Formation professionnelle : Comment en sommes-nous arrivés là ? Thierry Legrand-Browaëys

Quel est le fait marquant du début des années 2000 pour la formation ?

La création du DIF (Droit Individuel à la Formation) ! Avec l’ANI du 20 septembre 2003 puis la loi du 4 mai 2004, s’exprime une volonté de responsabiliser le salarié. C’était déjà dans la loi de 1971, mais c’est ici repris avec insistance. Cela signifie que le salarié devient davantage acteur de sa propre carrière professionnelle. Pour cela on va mettre à sa disposition le DIF. Le mot « individuel » est très important. Il indique que l’entreprise ne peut pas assumer seule tous les besoins de développement des compétences, toutes les aspirations professionnelles des salariés. Chacun est appelé à être responsable de son parcours et du développement de ses propres compétences.

En 2007, place à la sécurisation des parcours. Que vous inspire cette période ?

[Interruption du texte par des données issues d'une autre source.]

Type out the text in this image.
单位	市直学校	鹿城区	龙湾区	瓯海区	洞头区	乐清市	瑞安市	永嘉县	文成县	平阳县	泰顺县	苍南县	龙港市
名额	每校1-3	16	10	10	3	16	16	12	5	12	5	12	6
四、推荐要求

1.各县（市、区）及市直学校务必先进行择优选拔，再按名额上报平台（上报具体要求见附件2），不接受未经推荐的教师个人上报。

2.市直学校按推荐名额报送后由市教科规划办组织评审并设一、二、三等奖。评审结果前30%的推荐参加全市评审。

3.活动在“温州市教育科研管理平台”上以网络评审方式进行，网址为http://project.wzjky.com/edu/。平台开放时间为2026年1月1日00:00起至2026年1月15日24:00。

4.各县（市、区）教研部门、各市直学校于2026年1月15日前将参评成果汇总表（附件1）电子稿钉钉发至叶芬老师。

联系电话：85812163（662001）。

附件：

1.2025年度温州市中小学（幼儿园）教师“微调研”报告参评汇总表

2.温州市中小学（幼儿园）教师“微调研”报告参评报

La France est de nouveau marquée par une crise économique entraînant une forte poussée du chômage, comme dans toute l’Europe. La formation professionnelle est de nouveau utilisée pour rendre les personnes les plus employables possibles sur le marché du travail. C’est un instrument de lutte contre le chômage, surtout contre le chômage de longue durée.

En 2018, la loi pour la Liberté de choisir son avenir professionnel voit le jour. Croyez-vous vraiment à cette « liberté de choisir » ?

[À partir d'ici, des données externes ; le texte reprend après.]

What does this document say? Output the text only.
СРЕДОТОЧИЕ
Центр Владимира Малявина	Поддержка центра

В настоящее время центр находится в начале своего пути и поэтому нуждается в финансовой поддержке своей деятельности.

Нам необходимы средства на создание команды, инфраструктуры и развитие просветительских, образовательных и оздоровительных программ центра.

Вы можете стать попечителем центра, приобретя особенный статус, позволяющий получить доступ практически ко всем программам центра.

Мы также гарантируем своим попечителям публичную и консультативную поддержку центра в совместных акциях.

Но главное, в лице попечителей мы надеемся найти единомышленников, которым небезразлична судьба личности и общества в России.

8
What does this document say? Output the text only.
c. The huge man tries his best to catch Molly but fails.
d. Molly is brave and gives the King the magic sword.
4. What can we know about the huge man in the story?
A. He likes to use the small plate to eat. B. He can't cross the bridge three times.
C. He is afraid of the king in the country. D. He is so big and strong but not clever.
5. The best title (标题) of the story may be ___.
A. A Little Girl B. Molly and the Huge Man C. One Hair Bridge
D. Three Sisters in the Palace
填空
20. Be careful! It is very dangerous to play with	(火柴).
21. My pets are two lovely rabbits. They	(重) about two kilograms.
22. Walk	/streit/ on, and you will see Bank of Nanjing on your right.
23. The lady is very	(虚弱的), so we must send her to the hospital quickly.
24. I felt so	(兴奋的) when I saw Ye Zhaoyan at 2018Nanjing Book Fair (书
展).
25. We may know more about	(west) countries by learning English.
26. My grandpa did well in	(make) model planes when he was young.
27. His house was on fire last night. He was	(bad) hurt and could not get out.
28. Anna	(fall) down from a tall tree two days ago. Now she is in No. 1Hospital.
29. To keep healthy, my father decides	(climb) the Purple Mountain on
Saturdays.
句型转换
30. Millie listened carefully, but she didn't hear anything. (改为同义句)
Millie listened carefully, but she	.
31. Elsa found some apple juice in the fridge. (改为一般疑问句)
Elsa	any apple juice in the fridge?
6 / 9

Je suis assez favorable aux principales dispositions de la loi du 5 septembre 2018 : la création du projet de transition professionnelle, la mise en place de France Compétences (qui devrait simplifier le système) et la monétisation du CPF sont de bonnes initiatives.

Cette loi exprime la volonté de dynamiser les pratiques professionnelles, de les rendre plus lisibles, et de faciliter les choses pour les salariés et les demandeurs d’emploi qui veulent se former. Mais, pour que des résultats probants puissent être obtenus, il faut un important effort de communication et de pédagogie auprès des salariés et des demandeurs d’emploi. Il faut prendre le temps d’expliquer comment utiliser son CPF et aussi populariser les dispositifs de formation. Sans cette communication, la loi prendra très faiblement effet.

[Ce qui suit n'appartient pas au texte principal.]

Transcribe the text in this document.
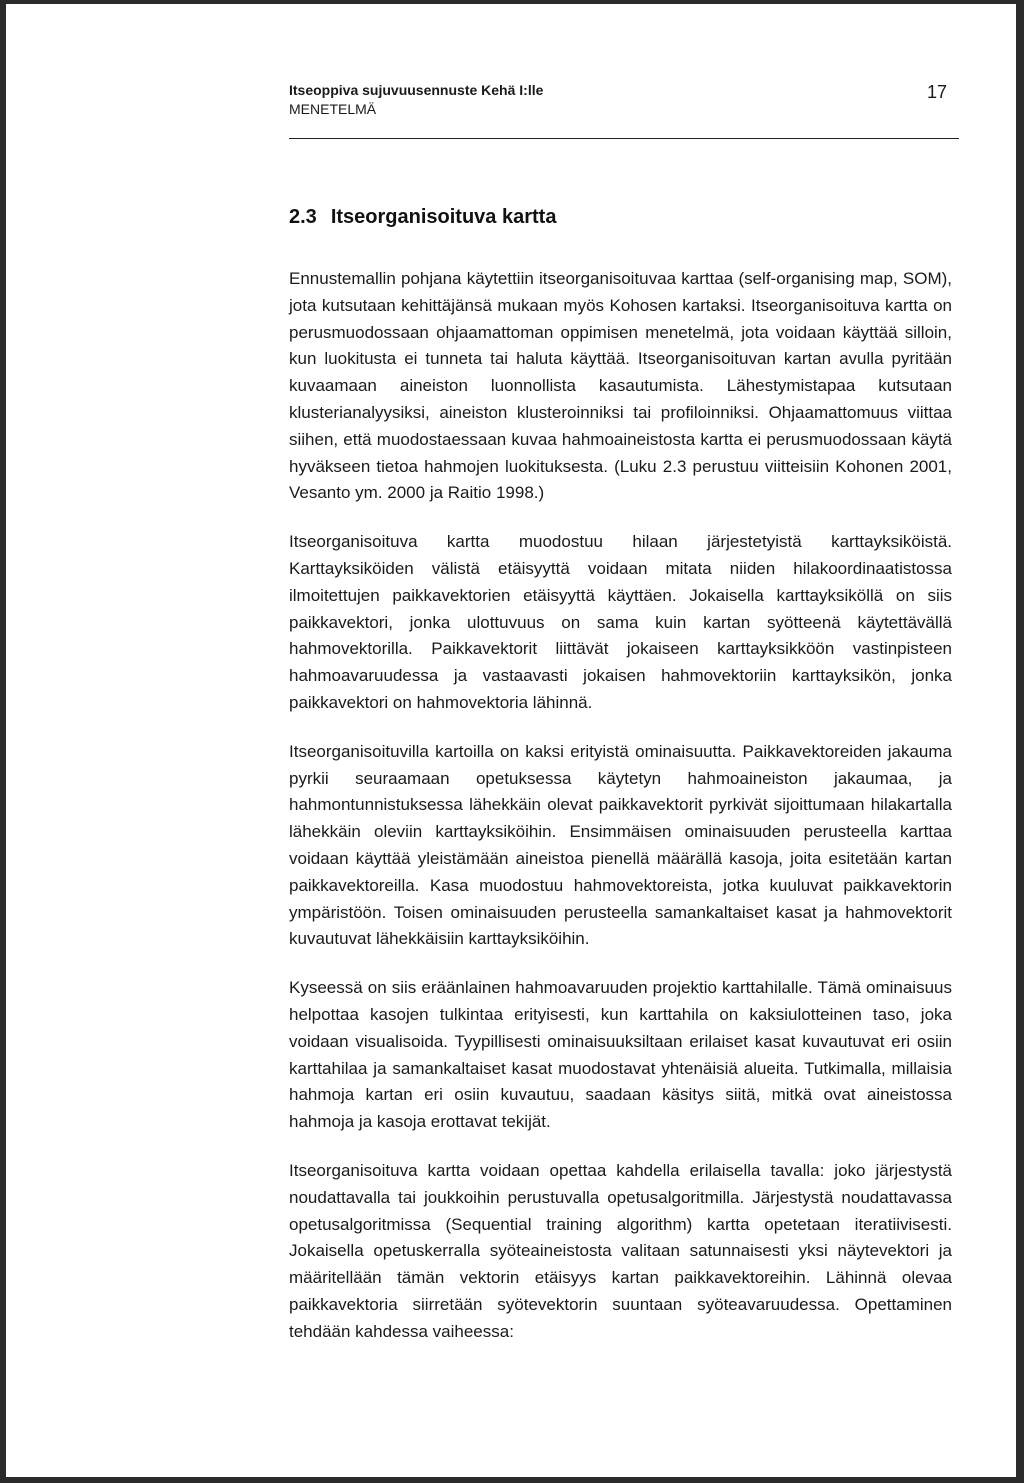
Itseoppiva sujuvuusennuste Kehä I:lle
MENETELMÄ
17
2.3 Itseorganisoituva kartta

Ennustemallin pohjana käytettiin itseorganisoituvaa karttaa (self-organising map, SOM), jota kutsutaan kehittäjänsä mukaan myös Kohosen kartaksi. Itseorganisoituva kartta on perusmuodossaan ohjaamattoman oppimisen menetelmä, jota voidaan käyttää silloin, kun luokitusta ei tunneta tai haluta käyttää. Itseorganisoituvan kartan avulla pyritään kuvaamaan aineiston luonnollista kasautumista. Lähestymistapaa kutsutaan klusterianalyysiksi, aineiston klusteroinniksi tai profiloinniksi. Ohjaamattomuus viittaa siihen, että muodostaessaan kuvaa hahmoaineistosta kartta ei perusmuodossaan käytä hyväkseen tietoa hahmojen luokituksesta. (Luku 2.3 perustuu viitteisiin Kohonen 2001, Vesanto ym. 2000 ja Raitio 1998.)

Itseorganisoituva kartta muodostuu hilaan järjestetyistä karttayksiköistä. Karttayksiköiden välistä etäisyyttä voidaan mitata niiden hilakoordinaatistossa ilmoitettujen paikkavektorien etäisyyttä käyttäen. Jokaisella karttayksiköllä on siis paikkavektori, jonka ulottuvuus on sama kuin kartan syötteenä käytettävällä hahmovektorilla. Paikkavektorit liittävät jokaiseen karttayksikköön vastinpisteen hahmoavaruudessa ja vastaavasti jokaisen hahmovektoriin karttayksikön, jonka paikkavektori on hahmovektoria lähinnä.

Itseorganisoituvilla kartoilla on kaksi erityistä ominaisuutta. Paikkavektoreiden jakauma pyrkii seuraamaan opetuksessa käytetyn hahmoaineiston jakaumaa, ja hahmontunnistuksessa lähekkäin olevat paikkavektorit pyrkivät sijoittumaan hilakartalla lähekkäin oleviin karttayksiköihin. Ensimmäisen ominaisuuden perusteella karttaa voidaan käyttää yleistämään aineistoa pienellä määrällä kasoja, joita esitetään kartan paikkavektoreilla. Kasa muodostuu hahmovektoreista, jotka kuuluvat paikkavektorin ympäristöön. Toisen ominaisuuden perusteella samankaltaiset kasat ja hahmovektorit kuvautuvat lähekkäisiin karttayksiköihin.

Kyseessä on siis eräänlainen hahmoavaruuden projektio karttahilalle. Tämä ominaisuus helpottaa kasojen tulkintaa erityisesti, kun karttahila on kaksiulotteinen taso, joka voidaan visualisoida. Tyypillisesti ominaisuuksiltaan erilaiset kasat kuvautuvat eri osiin karttahilaa ja samankaltaiset kasat muodostavat yhtenäisiä alueita. Tutkimalla, millaisia hahmoja kartan eri osiin kuvautuu, saadaan käsitys siitä, mitkä ovat aineistossa hahmoja ja kasoja erottavat tekijät.

Itseorganisoituva kartta voidaan opettaa kahdella erilaisella tavalla: joko järjestystä noudattavalla tai joukkoihin perustuvalla opetusalgoritmilla. Järjestystä noudattavassa opetusalgoritmissa (Sequential training algorithm) kartta opetetaan iteratiivisesti. Jokaisella opetuskerralla syöteaineistosta valitaan satunnaisesti yksi näytevektori ja määritellään tämän vektorin etäisyys kartan paikkavektoreihin. Lähinnä olevaa paikkavektoria siirretään syötevektorin suuntaan syöteavaruudessa. Opettaminen tehdään kahdessa vaiheessa:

Par ailleurs, la formation reste inégalitaire : les cadres sont toujours plus formés que les non-cadres, les hommes plus formés que les femmes, les salariés des grands groupes plus formés que ceux des TPE et des PME. Les OPCO peuvent contribuer à réduire ces inégalités.

Quelles pistes d’amélioration vous semblent possibles ?

Les pistes d’amélioration peuvent être rassemblées autour de cinq principes : simplification, responsabilisation, communication, contrôle et digitalisation.

Au-delà des efforts de communication auprès du grand public, il faut améliorer la digitalisation des formations. Dans un rapport réalisé pour la Fédération de la Formation Professionnelle, des consultants du cabinet Roland Berger montrent que 35 % des salariés français ont bénéficié de formations ayant trait aux compétences digitales alors que le taux est de 46 % en moyenne dans certains autres pays européens. C’est un écart qu’il est urgent de combler car les solutions digitales permettent de faciliter l’accès à des contenus de formation, de faciliter le développement de compétences. La France doit absolument mettre « un coup d’accélérateur » sur la digitalisation des formations.